Economy Minister Alejandro Gil in May said there was no quick fix for the economy.

A weak peso, the currency in which most Cubans are paid, undercuts the buying power of already paltry salaries that rarely top 5,000 pesos monthly, or $20 at the current exchange. The local cost of many goods imported in dollars also skyrockets as the peso plunges.

The currency’s decline has been accompanied by shortages of food, medicine and other basic goods and long lines appear when they are available.
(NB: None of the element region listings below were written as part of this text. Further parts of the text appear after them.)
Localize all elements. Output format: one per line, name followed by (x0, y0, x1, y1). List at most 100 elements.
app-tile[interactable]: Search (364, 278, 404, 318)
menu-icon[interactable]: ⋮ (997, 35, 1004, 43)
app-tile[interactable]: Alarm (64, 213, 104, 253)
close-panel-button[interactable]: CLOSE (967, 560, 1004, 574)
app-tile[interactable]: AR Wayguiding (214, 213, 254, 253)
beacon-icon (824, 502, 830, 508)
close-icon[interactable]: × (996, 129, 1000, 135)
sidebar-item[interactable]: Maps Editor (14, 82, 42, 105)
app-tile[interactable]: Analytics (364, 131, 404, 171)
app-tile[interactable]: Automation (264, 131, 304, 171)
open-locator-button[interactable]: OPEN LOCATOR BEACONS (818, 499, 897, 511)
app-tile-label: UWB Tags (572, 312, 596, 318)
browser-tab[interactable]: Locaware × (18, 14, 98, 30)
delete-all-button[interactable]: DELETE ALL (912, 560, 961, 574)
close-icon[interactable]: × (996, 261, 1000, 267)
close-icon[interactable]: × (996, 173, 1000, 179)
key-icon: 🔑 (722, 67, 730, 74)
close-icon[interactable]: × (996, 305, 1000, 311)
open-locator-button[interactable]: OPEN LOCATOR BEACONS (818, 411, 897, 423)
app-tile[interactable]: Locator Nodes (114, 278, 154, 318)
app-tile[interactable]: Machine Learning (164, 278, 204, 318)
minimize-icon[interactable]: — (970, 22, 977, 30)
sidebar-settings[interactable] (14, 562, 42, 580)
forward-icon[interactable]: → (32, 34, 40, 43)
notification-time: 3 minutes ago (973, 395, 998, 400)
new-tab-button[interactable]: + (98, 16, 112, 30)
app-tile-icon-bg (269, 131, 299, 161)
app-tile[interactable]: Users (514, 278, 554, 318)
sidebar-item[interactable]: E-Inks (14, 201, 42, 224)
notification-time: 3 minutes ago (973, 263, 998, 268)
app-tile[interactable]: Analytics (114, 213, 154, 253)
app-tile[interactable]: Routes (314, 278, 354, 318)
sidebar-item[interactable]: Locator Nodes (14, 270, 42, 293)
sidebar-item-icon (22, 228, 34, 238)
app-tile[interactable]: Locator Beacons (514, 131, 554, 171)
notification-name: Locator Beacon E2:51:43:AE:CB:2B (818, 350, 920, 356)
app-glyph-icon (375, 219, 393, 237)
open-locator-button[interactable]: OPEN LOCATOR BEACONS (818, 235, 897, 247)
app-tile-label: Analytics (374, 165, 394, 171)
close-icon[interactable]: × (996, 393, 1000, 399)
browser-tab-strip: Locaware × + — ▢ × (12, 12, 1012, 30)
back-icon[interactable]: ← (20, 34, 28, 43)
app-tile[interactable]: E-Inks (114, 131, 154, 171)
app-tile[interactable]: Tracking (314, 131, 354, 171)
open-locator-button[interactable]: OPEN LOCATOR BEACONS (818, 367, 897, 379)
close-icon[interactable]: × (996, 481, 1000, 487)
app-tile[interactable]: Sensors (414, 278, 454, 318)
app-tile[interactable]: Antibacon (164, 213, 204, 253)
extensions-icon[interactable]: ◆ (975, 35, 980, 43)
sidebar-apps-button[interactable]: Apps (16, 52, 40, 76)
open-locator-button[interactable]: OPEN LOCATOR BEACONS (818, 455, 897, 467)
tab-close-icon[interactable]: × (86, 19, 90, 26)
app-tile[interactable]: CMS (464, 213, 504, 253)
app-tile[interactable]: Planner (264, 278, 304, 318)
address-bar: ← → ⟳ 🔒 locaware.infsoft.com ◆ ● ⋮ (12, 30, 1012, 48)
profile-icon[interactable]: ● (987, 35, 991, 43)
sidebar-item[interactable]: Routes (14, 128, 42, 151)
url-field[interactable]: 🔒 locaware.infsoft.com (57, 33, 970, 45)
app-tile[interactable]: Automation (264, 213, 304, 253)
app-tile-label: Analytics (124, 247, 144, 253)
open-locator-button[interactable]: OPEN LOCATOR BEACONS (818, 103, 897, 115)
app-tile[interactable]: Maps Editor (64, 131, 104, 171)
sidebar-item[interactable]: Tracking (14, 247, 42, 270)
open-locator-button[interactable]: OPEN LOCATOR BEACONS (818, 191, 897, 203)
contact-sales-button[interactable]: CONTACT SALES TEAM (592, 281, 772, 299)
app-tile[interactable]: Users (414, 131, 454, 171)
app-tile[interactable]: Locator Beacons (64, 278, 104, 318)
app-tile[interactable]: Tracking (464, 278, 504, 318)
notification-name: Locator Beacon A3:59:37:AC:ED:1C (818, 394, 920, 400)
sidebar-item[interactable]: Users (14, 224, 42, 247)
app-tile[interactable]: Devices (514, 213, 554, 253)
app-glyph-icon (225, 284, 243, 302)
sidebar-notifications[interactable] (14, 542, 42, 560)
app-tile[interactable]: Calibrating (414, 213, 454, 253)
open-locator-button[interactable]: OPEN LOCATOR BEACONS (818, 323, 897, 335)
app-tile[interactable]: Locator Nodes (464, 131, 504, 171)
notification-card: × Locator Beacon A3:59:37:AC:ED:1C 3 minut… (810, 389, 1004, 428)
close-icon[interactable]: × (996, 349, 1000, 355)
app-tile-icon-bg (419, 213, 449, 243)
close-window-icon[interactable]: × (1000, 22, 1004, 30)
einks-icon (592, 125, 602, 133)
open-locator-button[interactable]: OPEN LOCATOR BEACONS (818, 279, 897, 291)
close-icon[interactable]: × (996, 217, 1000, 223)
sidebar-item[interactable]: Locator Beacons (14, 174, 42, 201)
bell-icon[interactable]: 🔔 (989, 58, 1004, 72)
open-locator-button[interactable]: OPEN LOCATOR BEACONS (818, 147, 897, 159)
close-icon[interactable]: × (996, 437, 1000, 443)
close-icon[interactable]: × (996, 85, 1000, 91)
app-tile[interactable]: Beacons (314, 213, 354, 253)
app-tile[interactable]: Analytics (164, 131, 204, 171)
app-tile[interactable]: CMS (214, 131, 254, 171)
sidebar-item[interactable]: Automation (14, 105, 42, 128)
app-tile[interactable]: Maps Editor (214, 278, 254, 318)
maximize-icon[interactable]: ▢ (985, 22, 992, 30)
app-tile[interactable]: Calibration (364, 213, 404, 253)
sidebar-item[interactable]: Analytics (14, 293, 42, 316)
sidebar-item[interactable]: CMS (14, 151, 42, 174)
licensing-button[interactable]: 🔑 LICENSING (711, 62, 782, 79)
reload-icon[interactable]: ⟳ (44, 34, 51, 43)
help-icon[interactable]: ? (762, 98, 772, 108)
Experts estimate 40% of Cuba’s 11 million people rely entirely on pesos and have no access to dollars. Those who are able to get their hands on greenbacks obtain them primarily via remittances from abroad or from selling to tourists.

“The dollar keeps going up,” said Havana primary school teacher Sonia Nunez. “We have to kill ourselves getting money to buy three dollars to buy a little bit of detergent, a little bit of tomato puree, so the increase in the dollar is enormous, it has been something horrible.”

The weakening informal rate was similar to a fall in the government’s electronic equivalent, which residents must use to purchase goods at state stores that are relatively well-stocked compared with peso outlets.

While the electronic equivalents are issued with the approval of the state, their ultimate value on the street is determined by supply and demand.

Economy Minister Gil said late last month gross domestic product grew 1.8% in the first half of the year, but remained 8% below pre-pandemic levels. The government has forecast growth of 3% for the year.

Gil said annual inflation was currently running at around a 45%. Prices grew 39% last year, a figure many economists say underestimates the rate as it does not adequately account for a growing informal market.